Funding provided for student education in Alberta can be as different as the options available such as public (Catholic and public), private and home schools.                                 File photo

Funding provided for student education in Alberta can be as different as the options available such as public (Catholic and public), private and home schools. File photo

Alberta Education school funding varies based on the type of schooling

Funding spread throughout public, private and home schools in Alberta

Every student in Alberta has funding that comes to their school division, but the amount received may depend on where a student learns.

In general terms, basic per student funding is provided to all forms of K-12 education — be it public, separate or francophone school divisions as well as charter and private schools.
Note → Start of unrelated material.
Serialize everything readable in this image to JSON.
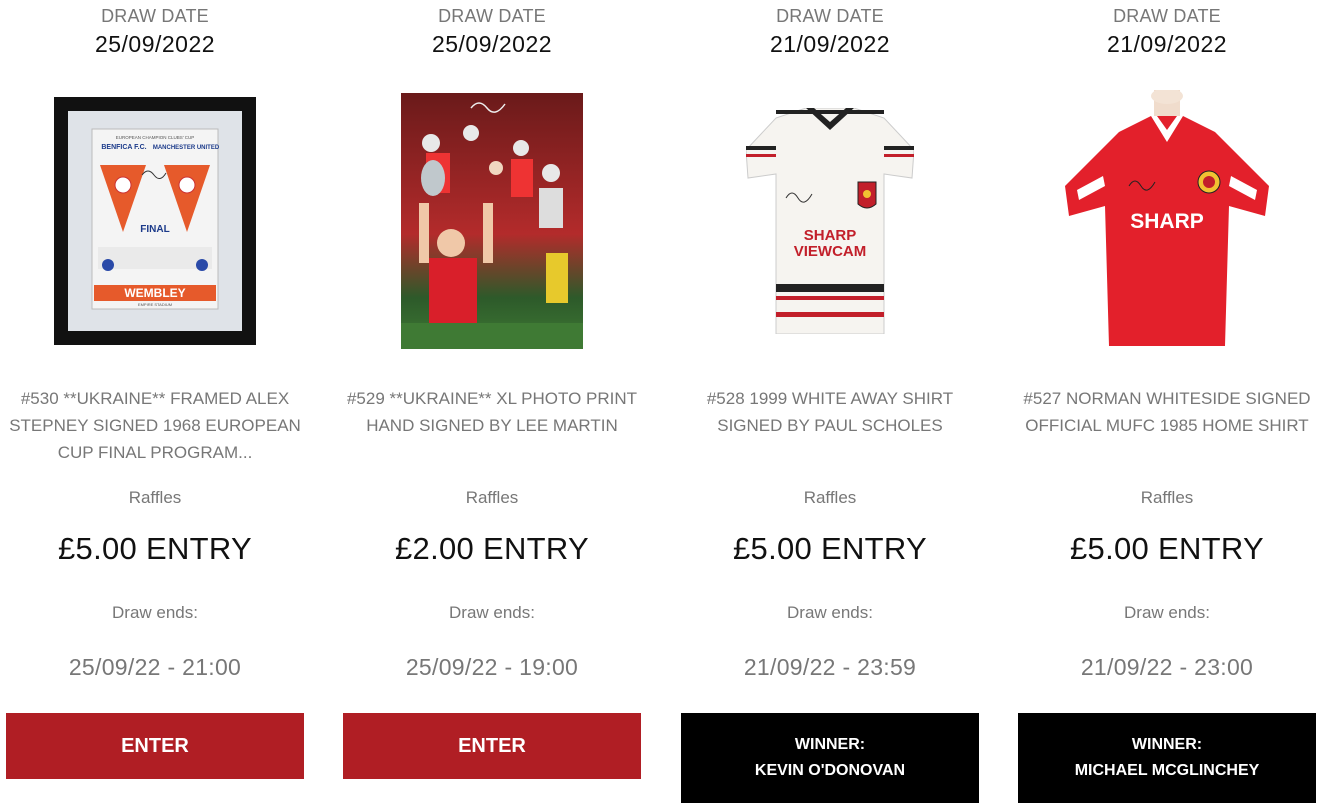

“The province provides a base student enrolment grant, as well as a number of other grants based on student demographic and geographic factors. This constitutes the majority of the funds used by public, separate, francophone and charter school authorities,” explained Lindsay Harvey, press secretary for Alberta’s minister of education David Eggen.

“These school authorities may also raise funds through dedicated fundraising efforts, as well as through school fees, though fee schedules must be in accordance with the rules instituted last year. Private schools can also charge tuition.”

Charter schools are autonomous non-profit schools that provide education to specific groups of students through a specifically designed program to meet their needs, while private schools operate independently though must meet certain Alberta Education requirements.

Students that are home schooled are also funded by the province, though the method allows more flexibility in just how the student learns. The Home Education Regulation states not less than 50 per cent of the per student funding for a home schooled student must go to the parents providing the program. As well, charter schools are not eligible for home education funding.

“School boards or private accredited schools supervise most home education programs in the province and funding is provided to these authorities,” Harvey noted.

In the last school year (2017-18), schools supervising home school students received approximately $1,671 per student.

Where the real contentious issues have come lately is in the area of private schools, many of which are faith-based. Some of those were party to a recently failed court challenge of the province’s legislation concerning gay-straight alliances (GSA) in schools.

These schools were, by June 30, to comply with the Education Act and have policies in place to ensure students can create and join a GSA without parental or school permission needed.

There are three types of private schools in the province — registered, accredited and accredited-funded.

“Only accredited-funded private schools receive funding directly from the government,” stated Harvey.

“They receive either 60 or 70 per cent of the per-student base funding that public separate, and francophone schools receive — based on a number of criteria.”

These schools, which can charge tuition, may offer different learning options than those that might be available in any of the other school systems.

However, all provincially funded schools — public, separate, francophone, charter or private accredited-funded — are expected to teach the same provincial curriculum. Home schooling programs may follow that curriculum, though those that don’t must follow the learning outcomes listed in the Home Education Regulations.

In addition to the per student funding, additional money is available to school divisions for various programs and transportation. However, charter and private schools are limited in what additional funds can be applied for. These include money for education for students with severe disabilities, operation and maintenance, English as a second language and extra early childhood education programming.